The Frag Kit 6. Really? Didnt we already learn that the Frag Kit 6 is so cumbersome, you need a mechanical device to close the door and a driver cant even tell how wide the vehicle is? Thatll be fun for the troops. Getting the Frag Kit 6 equipped MRAP wedged into an alley during a raid in Dorah.
The MRAP's V-shaped hull and raised chassis help protect troops inside the vehicle from the force of makeshift bombs known as improvised explosive devices.
Brogan dismissed concerns from some military contractors - raised in an online discussion - that the added armor would make the vehicles too wide to operate on U.S. highways.
"They're going into a combat zone," Brogan said. "So, yeah, they're going to be wider than would be permitted if you were going to drive up Interstate 95."
This week, contractors will have an opportunity to submit other solutions to the EFP threat for testing. But their armor will have to rival the current solution to merit consideration. "I've got great trucks," Brogan said. "And I can put additional armor on those great trucks. ... You've either got the solution or you don't."
How are you going to get them out of that crunch, Sen. Biden?
And, oh, Inside Defense reported last week the Joint Requirements Oversight Council had decided to basically shelve plans for the development of the Joint Light Tactical Vehicle the Humvees replacement.
At [acting Pentagon acquisition executive John]Youngs direction, the Army and Marine Corps are preparing a revised JLTV acquisition strategy that includes a robust technology demonstration phase to be presented to the Office of the Secretary of Defense as soon as practical, according to the acquisition executives Sept. 10 guidance to the services, a copy of which InsideDefense.com reviewed.

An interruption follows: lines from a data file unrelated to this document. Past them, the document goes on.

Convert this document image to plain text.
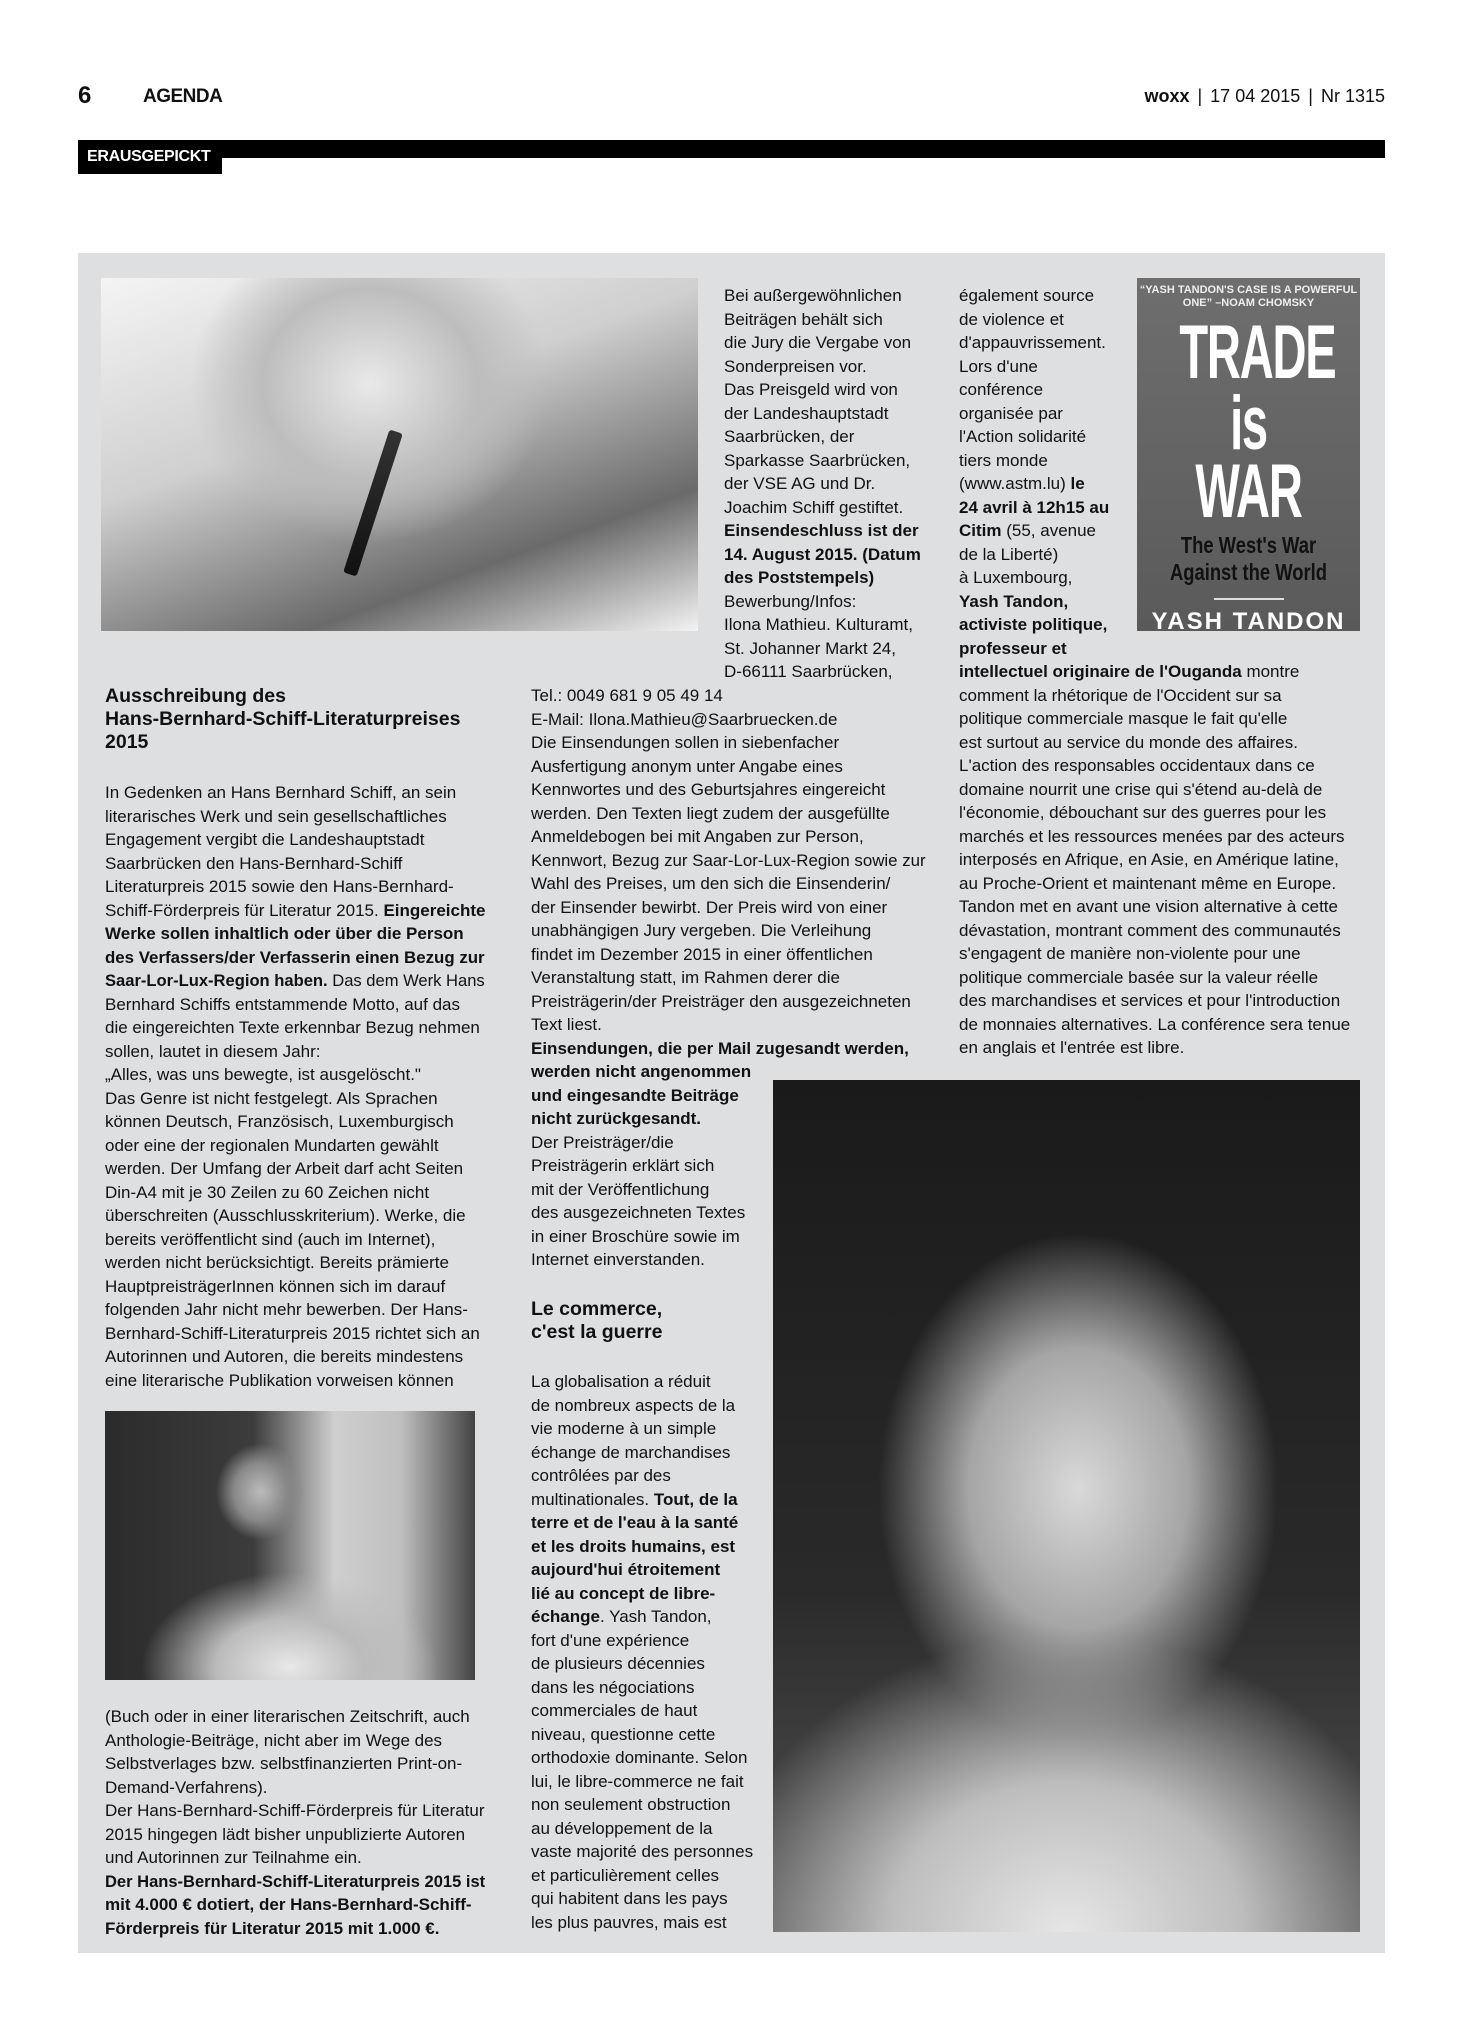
6	AGENDA	woxx | 17 04 2015 | Nr 1315
ERAUSGEPICKT
“YASH TANDON'S CASE IS A POWERFUL ONE” –NOAM CHOMSKY
TRADE
is WAR
The West's War Against the World
YASH TANDON
Ausschreibung des
Hans-Bernhard-Schiff-Literaturpreises
2015
In Gedenken an Hans Bernhard Schiff, an sein
literarisches Werk und sein gesellschaftliches
Engagement vergibt die Landeshauptstadt
Saarbrücken den Hans-Bernhard-Schiff
Literaturpreis 2015 sowie den Hans-Bernhard-
Schiff-Förderpreis für Literatur 2015. Eingereichte
Werke sollen inhaltlich oder über die Person
des Verfassers/der Verfasserin einen Bezug zur
Saar-Lor-Lux-Region haben. Das dem Werk Hans
Bernhard Schiffs entstammende Motto, auf das
die eingereichten Texte erkennbar Bezug nehmen
sollen, lautet in diesem Jahr:
„Alles, was uns bewegte, ist ausgelöscht."
Das Genre ist nicht festgelegt. Als Sprachen
können Deutsch, Französisch, Luxemburgisch
oder eine der regionalen Mundarten gewählt
werden. Der Umfang der Arbeit darf acht Seiten
Din-A4 mit je 30 Zeilen zu 60 Zeichen nicht
überschreiten (Ausschlusskriterium). Werke, die
bereits veröffentlicht sind (auch im Internet),
werden nicht berücksichtigt. Bereits prämierte
HauptpreisträgerInnen können sich im darauf
folgenden Jahr nicht mehr bewerben. Der Hans-
Bernhard-Schiff-Literaturpreis 2015 richtet sich an
Autorinnen und Autoren, die bereits mindestens
eine literarische Publikation vorweisen können
(Buch oder in einer literarischen Zeitschrift, auch
Anthologie-Beiträge, nicht aber im Wege des
Selbstverlages bzw. selbstfinanzierten Print-on-
Demand-Verfahrens).
Der Hans-Bernhard-Schiff-Förderpreis für Literatur
2015 hingegen lädt bisher unpublizierte Autoren
und Autorinnen zur Teilnahme ein.
Der Hans-Bernhard-Schiff-Literaturpreis 2015 ist
mit 4.000 € dotiert, der Hans-Bernhard-Schiff-
Förderpreis für Literatur 2015 mit 1.000 €.
Bei außergewöhnlichen
Beiträgen behält sich
die Jury die Vergabe von
Sonderpreisen vor.
Das Preisgeld wird von
der Landeshauptstadt
Saarbrücken, der
Sparkasse Saarbrücken,
der VSE AG und Dr.
Joachim Schiff gestiftet.
Einsendeschluss ist der
14. August 2015. (Datum
des Poststempels)
Bewerbung/Infos:
Ilona Mathieu. Kulturamt,
St. Johanner Markt 24,
D-66111 Saarbrücken,
Tel.: 0049 681 9 05 49 14
E-Mail: Ilona.Mathieu@Saarbruecken.de
Die Einsendungen sollen in siebenfacher
Ausfertigung anonym unter Angabe eines
Kennwortes und des Geburtsjahres eingereicht
werden. Den Texten liegt zudem der ausgefüllte
Anmeldebogen bei mit Angaben zur Person,
Kennwort, Bezug zur Saar-Lor-Lux-Region sowie zur
Wahl des Preises, um den sich die Einsenderin/
der Einsender bewirbt. Der Preis wird von einer
unabhängigen Jury vergeben. Die Verleihung
findet im Dezember 2015 in einer öffentlichen
Veranstaltung statt, im Rahmen derer die
Preisträgerin/der Preisträger den ausgezeichneten
Text liest.
Einsendungen, die per Mail zugesandt werden,
werden nicht angenommen
und eingesandte Beiträge
nicht zurückgesandt.
Der Preisträger/die
Preisträgerin erklärt sich
mit der Veröffentlichung
des ausgezeichneten Textes
in einer Broschüre sowie im
Internet einverstanden.
Le commerce,
c'est la guerre
La globalisation a réduit
de nombreux aspects de la
vie moderne à un simple
échange de marchandises
contrôlées par des
multinationales. Tout, de la
terre et de l'eau à la santé
et les droits humains, est
aujourd'hui étroitement
lié au concept de libre-
échange. Yash Tandon,
fort d'une expérience
de plusieurs décennies
dans les négociations
commerciales de haut
niveau, questionne cette
orthodoxie dominante. Selon
lui, le libre-commerce ne fait
non seulement obstruction
au développement de la
vaste majorité des personnes
et particulièrement celles
qui habitent dans les pays
les plus pauvres, mais est
également source
de violence et
d'appauvrissement.
Lors d'une
conférence
organisée par
l'Action solidarité
tiers monde
(www.astm.lu) le
24 avril à 12h15 au
Citim (55, avenue
de la Liberté)
à Luxembourg,
Yash Tandon,
activiste politique,
professeur et
intellectuel originaire de l'Ouganda montre
comment la rhétorique de l'Occident sur sa
politique commerciale masque le fait qu'elle
est surtout au service du monde des affaires.
L'action des responsables occidentaux dans ce
domaine nourrit une crise qui s'étend au-delà de
l'économie, débouchant sur des guerres pour les
marchés et les ressources menées par des acteurs
interposés en Afrique, en Asie, en Amérique latine,
au Proche-Orient et maintenant même en Europe.
Tandon met en avant une vision alternative à cette
dévastation, montrant comment des communautés
s'engagent de manière non-violente pour une
politique commerciale basée sur la valeur réelle
des marchandises et services et pour l'introduction
de monnaies alternatives. La conférence sera tenue
en anglais et l'entrée est libre.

Youngs guidance effectively jettisoned the JLTV acquisition strategy the Army and Marine Corps proposed on Aug. 22 to OSD, seeking permission to issue requests for proposal to industry this fall and decide on a trio of vehicle makers for the first batch of humvee replacements in April 2008.
As I predicted, it looks like frantic MRAP procurement is squeezing out the Humvee replacement the services really need. Iraq involvement will wane, MRAPs will be sitting unused in motor pools and the troops will be riding around in 1980s-era Humvees for another decade at least.
OK, OK, I know Im going to get several mortar barrages about how heartless I am. But lets look at the numbers. Only 400 of the 1,500 MRAPs that are supposed to be shipped to Iraq this year have arrived. Other than Marines whod already had some in-theater, I have yet to hear of a commander that has the number hed requested. So, how is it that IED attacks are way down and that U.S. casualties have dropped like a rock over the last month?
U.S. military deaths in Iraq fell to their lowest point in more than a year in September, figures show, a continuation of a four-month decline in combat casualties that has analysts debating why...
The decline parallels a drop in casualties caused by roadside bombs, the No. 1 cause of deaths for Americans in Iraq.
According to icasualties, only 27 American troops died from improvised explosive devices, or IEDS, in September, down from the year's peak of 88 in May. The last month when IED casualties were that low was February, when IEDs claimed 27 American lives; 81 U.S. troops died in Iraq that month.
Those statistics include EFPs, explosively formed penetrators, which can pierce armor. Top military commanders in Iraq have said those devices are coming from Iran.
Maybe theres more to protecting troops against IEDs than adding more and more armor.